The presence of former funnyman Chevy Chase should be enough of a red flag for childless adults, but parents of pre-teens are probably out of luck. A sort of throwback to the live action Disney kiddie flicks of the 70’s (The Computer Wore Tennis Shoes, Freaky Friday) as filtered through an 80’s John Hughes sensibility, Snow Day aims low and still misses the target. An opening voice-over stirs memories of Ferris Bueller, as fifteen-year-old Hal Brandston informs us that "on a snow day, anything can happen." The movie then sets out to prove him wrong. Only the least sophisticated of the toddlers in attendance will be unable to predict each and every development in this lazy by-the-numbers knockoff.

Chase plays Syracuse weatherman Tom Brandston, who lags in the ratings behind his much slicker cross-town competitor Chad Simmonz (John Schneider), even though he was first to predict the onslaught of a blizzard after an unseasonably warm winter. Tom’s wife Laura (Jean Smart) is a workaholic with little time to spend with her children until, of course, the intervention of Mother Nature. Daughter Natalie is a mischievous imp with a plan to bring about the mythical Second Snow Day by thwarting the efforts of the villainous Snow Plow Man (Chris Elliott). And son Hal is an affable teen, mooning after the school hottie Claire, unable to see that tomboyish Lane (Schuyler Fisk) is the one who truly cares for him.

Oddly enough, the teen romance plot takes up the bulk of Snow Day‘s running time, despite the fact that the six-year-old audience most of the humor is geared toward will not have the slightest interest in it. (Older kids will be too busy sneaking into Scream 3 to bother with such an innocuous trifle.) Youngsters will most likely be left fidgeting during the long stretches between the numerous crowd-pleasing shots of the school principal being pelted with snowballs.

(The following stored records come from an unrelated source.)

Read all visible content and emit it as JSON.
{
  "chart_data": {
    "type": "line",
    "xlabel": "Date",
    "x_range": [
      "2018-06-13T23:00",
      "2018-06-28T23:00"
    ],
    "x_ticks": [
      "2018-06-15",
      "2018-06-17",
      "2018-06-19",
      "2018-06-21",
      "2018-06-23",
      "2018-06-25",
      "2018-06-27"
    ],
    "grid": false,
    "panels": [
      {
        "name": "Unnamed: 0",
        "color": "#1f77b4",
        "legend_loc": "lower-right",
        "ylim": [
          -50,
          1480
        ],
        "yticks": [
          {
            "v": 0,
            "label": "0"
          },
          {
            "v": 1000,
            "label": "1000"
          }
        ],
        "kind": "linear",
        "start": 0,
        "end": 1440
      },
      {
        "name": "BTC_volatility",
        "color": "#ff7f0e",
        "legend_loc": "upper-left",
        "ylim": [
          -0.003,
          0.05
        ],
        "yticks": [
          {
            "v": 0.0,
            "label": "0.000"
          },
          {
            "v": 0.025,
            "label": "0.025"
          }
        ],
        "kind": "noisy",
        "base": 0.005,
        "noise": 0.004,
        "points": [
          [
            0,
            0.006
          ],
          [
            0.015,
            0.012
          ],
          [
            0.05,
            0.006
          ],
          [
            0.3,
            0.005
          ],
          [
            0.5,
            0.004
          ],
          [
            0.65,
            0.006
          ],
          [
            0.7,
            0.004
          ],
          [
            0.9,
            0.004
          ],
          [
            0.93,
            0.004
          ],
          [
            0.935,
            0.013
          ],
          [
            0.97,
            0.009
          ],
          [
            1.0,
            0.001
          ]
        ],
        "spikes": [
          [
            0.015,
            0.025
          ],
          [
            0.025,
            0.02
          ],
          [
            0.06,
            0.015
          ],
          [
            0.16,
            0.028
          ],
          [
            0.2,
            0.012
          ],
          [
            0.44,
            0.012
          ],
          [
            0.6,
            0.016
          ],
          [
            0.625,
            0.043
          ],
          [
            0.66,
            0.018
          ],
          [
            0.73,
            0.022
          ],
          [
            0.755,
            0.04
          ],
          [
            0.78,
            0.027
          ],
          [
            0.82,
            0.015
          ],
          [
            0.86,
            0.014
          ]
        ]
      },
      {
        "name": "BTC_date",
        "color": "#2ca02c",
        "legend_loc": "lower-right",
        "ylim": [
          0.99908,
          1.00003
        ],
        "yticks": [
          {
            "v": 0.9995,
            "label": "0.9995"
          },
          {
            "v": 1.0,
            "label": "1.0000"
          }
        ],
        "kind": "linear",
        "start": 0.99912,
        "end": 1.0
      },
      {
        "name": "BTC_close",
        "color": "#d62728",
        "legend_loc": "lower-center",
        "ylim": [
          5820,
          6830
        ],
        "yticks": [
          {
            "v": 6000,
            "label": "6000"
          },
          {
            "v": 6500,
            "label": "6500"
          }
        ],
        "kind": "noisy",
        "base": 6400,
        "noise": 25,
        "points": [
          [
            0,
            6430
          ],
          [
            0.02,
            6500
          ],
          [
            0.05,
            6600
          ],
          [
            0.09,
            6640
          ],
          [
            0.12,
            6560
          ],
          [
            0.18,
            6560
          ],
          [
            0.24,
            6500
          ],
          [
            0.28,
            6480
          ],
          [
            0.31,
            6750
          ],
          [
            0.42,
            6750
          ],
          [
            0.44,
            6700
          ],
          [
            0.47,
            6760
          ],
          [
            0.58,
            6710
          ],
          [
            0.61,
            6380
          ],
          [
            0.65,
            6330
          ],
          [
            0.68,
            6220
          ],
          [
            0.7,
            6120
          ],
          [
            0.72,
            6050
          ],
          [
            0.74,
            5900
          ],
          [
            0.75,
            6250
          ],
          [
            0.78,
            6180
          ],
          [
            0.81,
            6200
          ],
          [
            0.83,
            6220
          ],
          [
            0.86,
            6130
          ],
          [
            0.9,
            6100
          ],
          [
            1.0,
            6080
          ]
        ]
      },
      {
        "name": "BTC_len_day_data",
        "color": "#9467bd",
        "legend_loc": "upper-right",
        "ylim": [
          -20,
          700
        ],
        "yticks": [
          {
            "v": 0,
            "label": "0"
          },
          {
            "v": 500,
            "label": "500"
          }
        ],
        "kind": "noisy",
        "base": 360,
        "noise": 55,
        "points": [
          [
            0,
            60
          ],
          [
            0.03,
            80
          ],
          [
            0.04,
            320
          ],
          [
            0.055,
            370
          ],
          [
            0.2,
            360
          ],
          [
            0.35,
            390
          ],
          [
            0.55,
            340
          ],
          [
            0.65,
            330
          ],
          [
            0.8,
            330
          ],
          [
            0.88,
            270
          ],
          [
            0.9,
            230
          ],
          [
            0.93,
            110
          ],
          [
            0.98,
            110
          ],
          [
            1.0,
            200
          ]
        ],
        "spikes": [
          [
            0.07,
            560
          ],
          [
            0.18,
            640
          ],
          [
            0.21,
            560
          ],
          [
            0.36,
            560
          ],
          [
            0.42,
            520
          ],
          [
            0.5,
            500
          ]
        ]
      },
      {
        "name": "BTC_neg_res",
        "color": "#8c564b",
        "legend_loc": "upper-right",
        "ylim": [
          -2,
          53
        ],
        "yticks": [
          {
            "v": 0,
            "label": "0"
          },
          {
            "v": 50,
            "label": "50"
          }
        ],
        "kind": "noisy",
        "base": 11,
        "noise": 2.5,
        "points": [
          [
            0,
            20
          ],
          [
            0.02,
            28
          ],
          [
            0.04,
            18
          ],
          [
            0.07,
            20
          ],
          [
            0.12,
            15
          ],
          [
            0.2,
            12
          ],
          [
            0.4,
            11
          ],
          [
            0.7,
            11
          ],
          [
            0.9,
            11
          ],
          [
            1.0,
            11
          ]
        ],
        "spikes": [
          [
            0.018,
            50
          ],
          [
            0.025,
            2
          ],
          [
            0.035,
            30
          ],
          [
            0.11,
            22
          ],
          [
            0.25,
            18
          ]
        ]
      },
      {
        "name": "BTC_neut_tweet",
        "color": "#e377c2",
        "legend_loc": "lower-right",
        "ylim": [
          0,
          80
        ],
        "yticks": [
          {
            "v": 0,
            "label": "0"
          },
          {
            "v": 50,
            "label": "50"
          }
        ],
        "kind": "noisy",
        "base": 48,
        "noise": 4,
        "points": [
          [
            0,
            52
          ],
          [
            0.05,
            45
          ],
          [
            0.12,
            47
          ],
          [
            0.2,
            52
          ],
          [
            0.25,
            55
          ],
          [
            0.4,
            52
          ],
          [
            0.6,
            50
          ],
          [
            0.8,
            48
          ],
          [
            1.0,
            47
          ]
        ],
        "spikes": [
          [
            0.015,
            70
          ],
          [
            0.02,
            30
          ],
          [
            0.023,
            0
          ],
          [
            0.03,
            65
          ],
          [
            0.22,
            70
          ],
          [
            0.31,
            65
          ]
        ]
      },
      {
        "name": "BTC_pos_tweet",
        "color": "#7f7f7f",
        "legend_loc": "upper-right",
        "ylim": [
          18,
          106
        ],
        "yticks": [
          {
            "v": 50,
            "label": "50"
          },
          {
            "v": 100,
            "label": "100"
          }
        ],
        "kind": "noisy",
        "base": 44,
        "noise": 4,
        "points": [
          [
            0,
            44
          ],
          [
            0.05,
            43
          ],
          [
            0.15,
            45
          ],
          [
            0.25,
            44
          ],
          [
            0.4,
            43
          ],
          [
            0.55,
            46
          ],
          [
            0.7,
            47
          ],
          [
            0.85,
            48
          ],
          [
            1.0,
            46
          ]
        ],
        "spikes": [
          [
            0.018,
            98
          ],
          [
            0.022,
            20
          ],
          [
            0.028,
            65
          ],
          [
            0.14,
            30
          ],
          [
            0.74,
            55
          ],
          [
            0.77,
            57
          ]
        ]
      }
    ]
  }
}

The gags are just as moldy as the storylines, courtesy of the screenplay by Will McRobb and Chris Viscardi (who previously teamed to bring us the Nickelodeon cartoon program "Kablam!"). One typical zinger: "Last year it was El Nino, this year it’s El Sucko." Chase – or rather a stunt double photographed from a great distance – does some of his patented pratfalls and dons a series of silly costumes as a substitute for giving a comedic performance. This is no surprise – Chase has been sleepwalking through movies at least since Ronald Reagan’s first term – but what’s Chris Elliott’s excuse? It’s disheartening to see the man responsible for surreal performance pieces like the Marlon Brando banana dance on the original "Late Night with David Letterman" reduced to a foil for fart and yellow snow jokes. Somebody give this man an HBO series, quick – before the inevitable Second Snow Day grinds into production.